Reinvestment of long term Capital Gains
Long term capital gains from sale of specified assets would be exempt if, within
six months, the net consideration is reinvested in any specified asset or
savings certificate notified under section 10(4B). If only a proportion is
reinvested, proportionate exemption is available. The holding period for the new
asset is three years and if it is transferred within three years, the capital
gain which was exempted will be liable to be taxed in the year of such transfer
of the new asset [section 115F(2)].
However, there is a cap of Rs. 50 lakhs on tax exemptions from the sale of
property, provided investment is made in bonds issued by the National Highways
Authority of India and the Rural Electrification Corporation. 20% capital gains
tax is paid on the remaining amount provided the property is held for 3 years.
Also, the bonds should have been held for 3 years to avail of the tax exemption.
In case the property is held for less than that, gain from its sale is treated
as income and taxed accordingly at 30% if the income falls in the highest
bracket.
Option
Under the scheme the NRI need not file his return of income, if
- His total income consists of investment income or long term capital gains or
both, and
- Tax has been deducted at source under Chapter XVII-B.[Sec.115G]

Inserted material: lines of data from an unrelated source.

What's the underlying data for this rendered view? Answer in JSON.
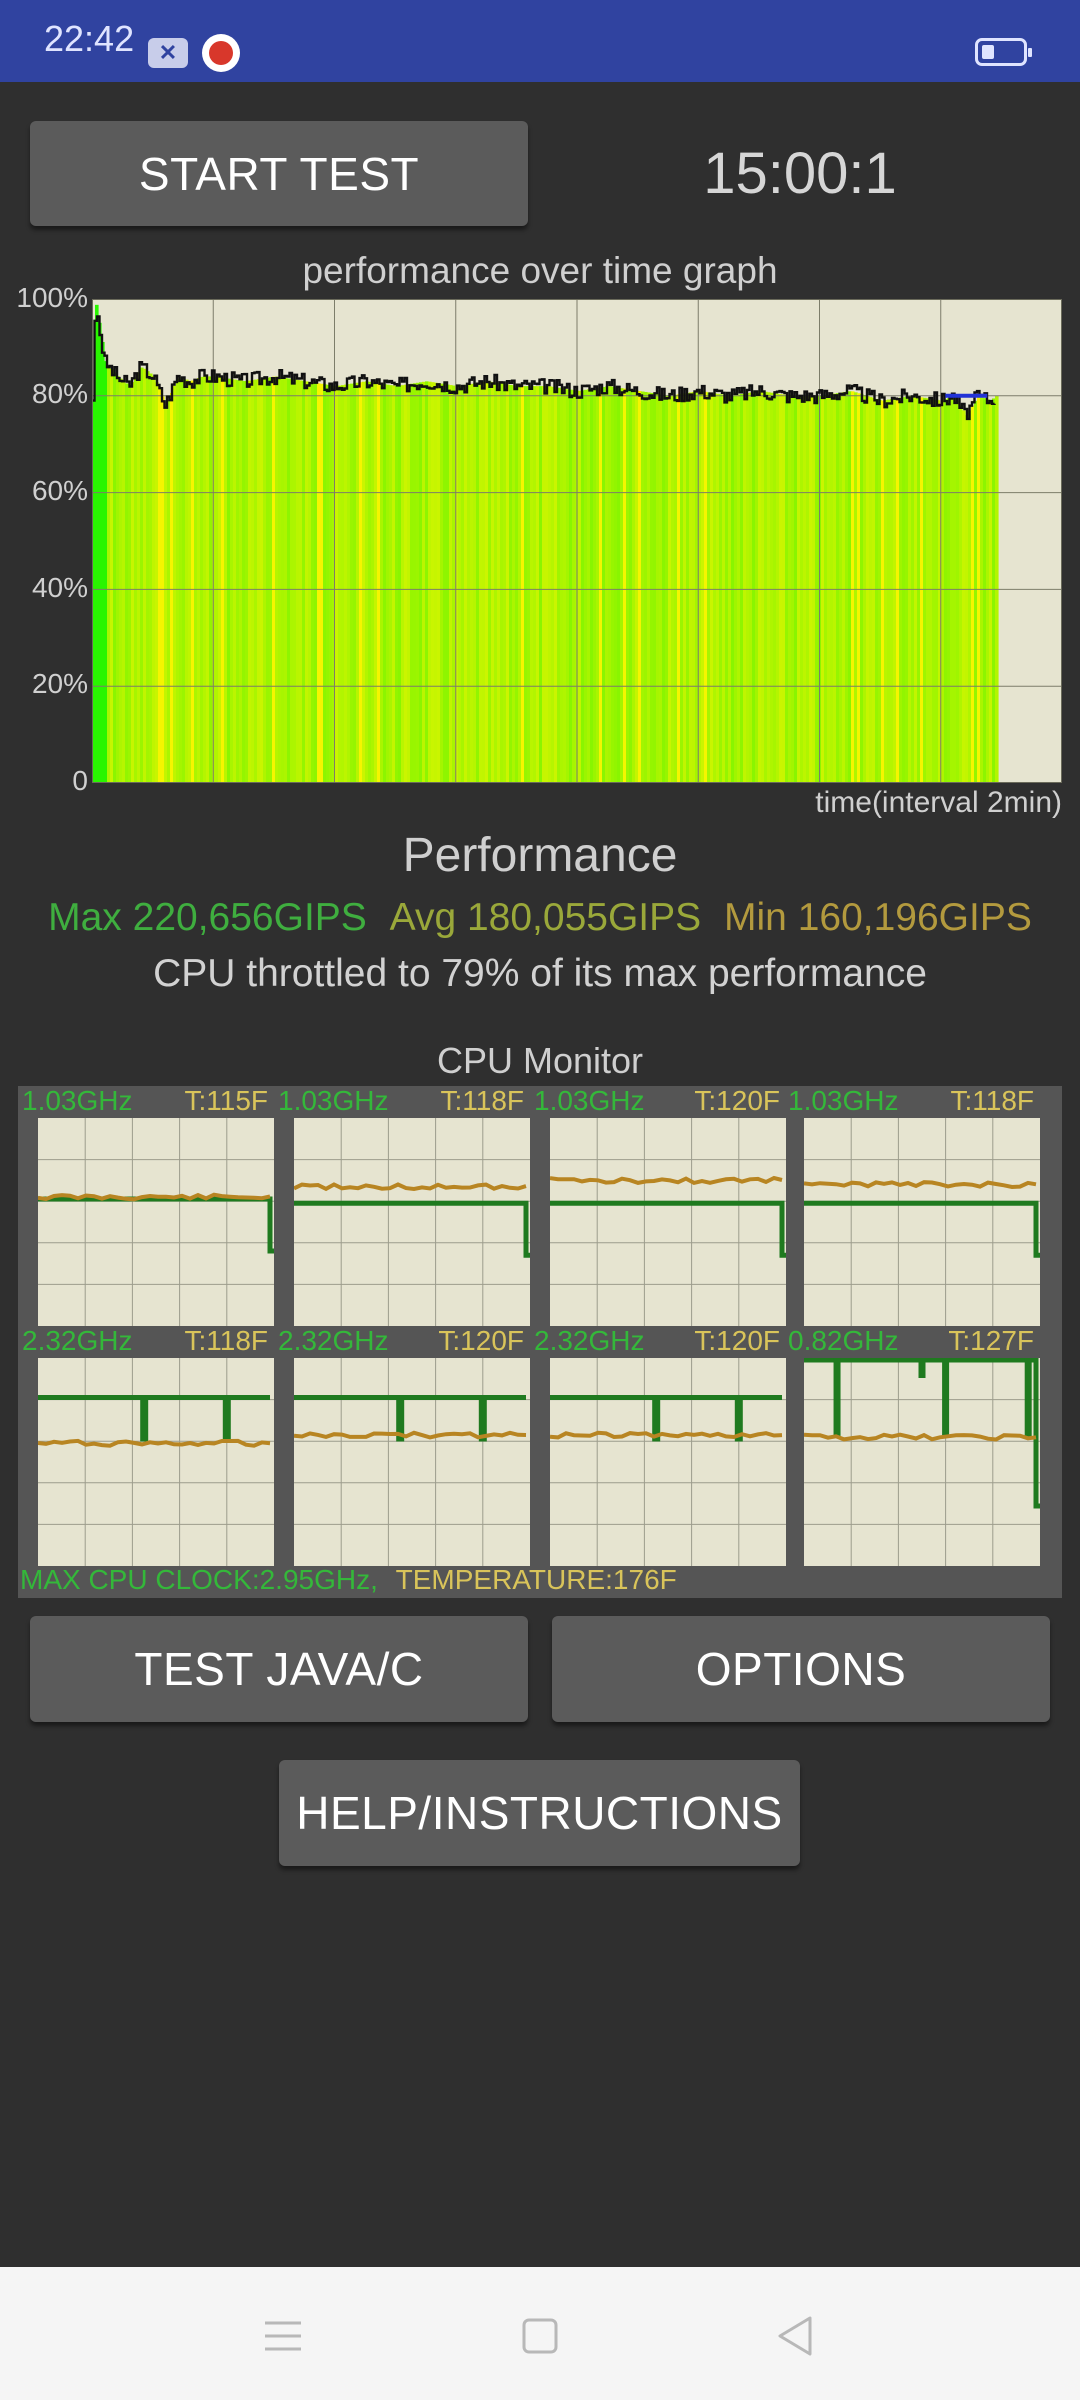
{
  "status_bar": {
    "time": "22:42",
    "icons": [
      "x-notification-icon",
      "app-notification-icon",
      "battery-icon"
    ]
  },
  "controls": {
    "start_test_label": "START TEST",
    "timer": "15:00:1"
  },
  "chart_data": {
    "type": "area",
    "title": "performance over time graph",
    "xlabel": "time(interval 2min)",
    "ylabel": "",
    "ylim": [
      0,
      100
    ],
    "y_tick_labels": [
      "100%",
      "80%",
      "60%",
      "40%",
      "20%",
      "0"
    ],
    "x_interval_minutes": 2,
    "x_range_minutes": [
      0,
      16
    ],
    "grid": true,
    "series": [
      {
        "x": [
          0,
          0.05,
          0.2,
          0.4,
          0.6,
          0.8,
          1.0,
          1.2,
          1.4,
          1.6,
          1.8,
          2,
          2.5,
          3,
          3.5,
          4,
          4.5,
          5,
          5.5,
          6,
          6.5,
          7,
          7.5,
          8,
          8.5,
          9,
          9.5,
          10,
          10.5,
          11,
          11.5,
          12,
          12.5,
          13,
          13.5,
          14,
          14.2,
          14.4,
          14.6,
          14.8,
          14.9
        ],
        "values": [
          79,
          99,
          87,
          84,
          82,
          86,
          84,
          78,
          84,
          83,
          84,
          84,
          83,
          84,
          83,
          82,
          83,
          82,
          83,
          82,
          83,
          82,
          82,
          81,
          82,
          81,
          80,
          81,
          80,
          81,
          80,
          80,
          81,
          79,
          80,
          79,
          80,
          76,
          80,
          79,
          80
        ]
      }
    ]
  },
  "performance": {
    "title": "Performance",
    "max": "Max 220,656GIPS",
    "avg": "Avg 180,055GIPS",
    "min": "Min 160,196GIPS",
    "throttle_text": "CPU throttled to 79% of its max performance",
    "colors": {
      "max": "#3fae3f",
      "avg": "#9aa83a",
      "min": "#b39a3e"
    }
  },
  "cpu_monitor": {
    "title": "CPU Monitor",
    "cores": [
      {
        "freq": "1.03GHz",
        "temp": "T:115F",
        "freq_level": 0.62,
        "temp_level": 0.62,
        "drop": "end"
      },
      {
        "freq": "1.03GHz",
        "temp": "T:118F",
        "freq_level": 0.6,
        "temp_level": 0.67,
        "drop": "end"
      },
      {
        "freq": "1.03GHz",
        "temp": "T:120F",
        "freq_level": 0.6,
        "temp_level": 0.7,
        "drop": "end"
      },
      {
        "freq": "1.03GHz",
        "temp": "T:118F",
        "freq_level": 0.6,
        "temp_level": 0.68,
        "drop": "end"
      },
      {
        "freq": "2.32GHz",
        "temp": "T:118F",
        "freq_level": 0.82,
        "temp_level": 0.59,
        "drop": "spikes"
      },
      {
        "freq": "2.32GHz",
        "temp": "T:120F",
        "freq_level": 0.82,
        "temp_level": 0.63,
        "drop": "spikes"
      },
      {
        "freq": "2.32GHz",
        "temp": "T:120F",
        "freq_level": 0.82,
        "temp_level": 0.63,
        "drop": "spikes"
      },
      {
        "freq": "0.82GHz",
        "temp": "T:127F",
        "freq_level": 1.0,
        "temp_level": 0.62,
        "drop": "bigspikes"
      }
    ],
    "max_clock": "MAX CPU CLOCK:2.95GHz,",
    "max_temp": "TEMPERATURE:176F"
  },
  "buttons": {
    "test_java_c": "TEST JAVA/C",
    "options": "OPTIONS",
    "help": "HELP/INSTRUCTIONS"
  },
  "nav_bar": {
    "icons": [
      "menu-icon",
      "home-icon",
      "back-icon"
    ]
  }
}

Continuance of benefit after return
The benefit of concessional tax treatment under chapter XIIA continues even
after the NRI becomes a resident. However he has to file a declaration in
writing to the assessing officer along with the return of income under section
139. The option having been once exercised is irrevocable, and the provisions of
the Chapter will continue to apply till the transfer or conversion into money of
the said assets. It is relevant to note that the benefits are not available for
long-term capital gain after the non-resident Indian becomes a resident.
Tax rates for personal incomes for Financial Year 2006-07(Assessment Year
2007-2008) are:
|
Total Income |
Tax Rate |
|
Up to Rs.1, 00,000 |
Nil |
|
Rs. 100,000 to Rs. 150,000 |
10% |
|
Rs 1, 50,001 to Rs. 2, 50,000 |
20% |
|
Above Rs.2, 50,000 |
30% |
Where, the taxable income exceeds Rs.10, 00,000/-, surcharge of 10% is imposed
on the tax liability. Education Cess @ 3% is levied on the total of the income
tax and surcharge.
Tax on income of Foreign Institutional Investors (FIIs) from securities or
capital gains arising from their transfer
Foreign companies are permitted to invest in equity shares traded in Indian
Stock markets if they are registered as a Foreign Institutional Investors (FII)
or if they have a sub account in India.
Investment in Indian securities is also possible through the purchase of Global
Depository Receipts (GDR), American Depository Receipts (ADR), Foreign Currency
Convertible Bonds and Foreign Currency Bonds issued by Indian issuers, which are
listed, traded and settled overseas and mainly denominated in US dollars.
Long-term capital gains on sale of Units would be taxed at the rate of 10% under
Section 115AD of the Income Tax Act. Such gains would be calculated without
indexation of cost of acquisition.
Short-term capital gains would be taxed at 30% and without conversion of cost of
acquisition and full value of consideration in foreign currency, as the first
proviso and second proviso to Section 48 do not apply to Foreign Institutional
Investors by virtue of Section 115AD(3) of the Income Tax Act.
The said rates would be subject to applicable tax treaty relief. The above tax
rates would be increased by applicable surcharge.
No tax would be deductible at source from the capital gains (whether long-term
or short-term) arising to an FII on repurchase/redemption of units in view of
the provisions of Section 196D (2) of the Act.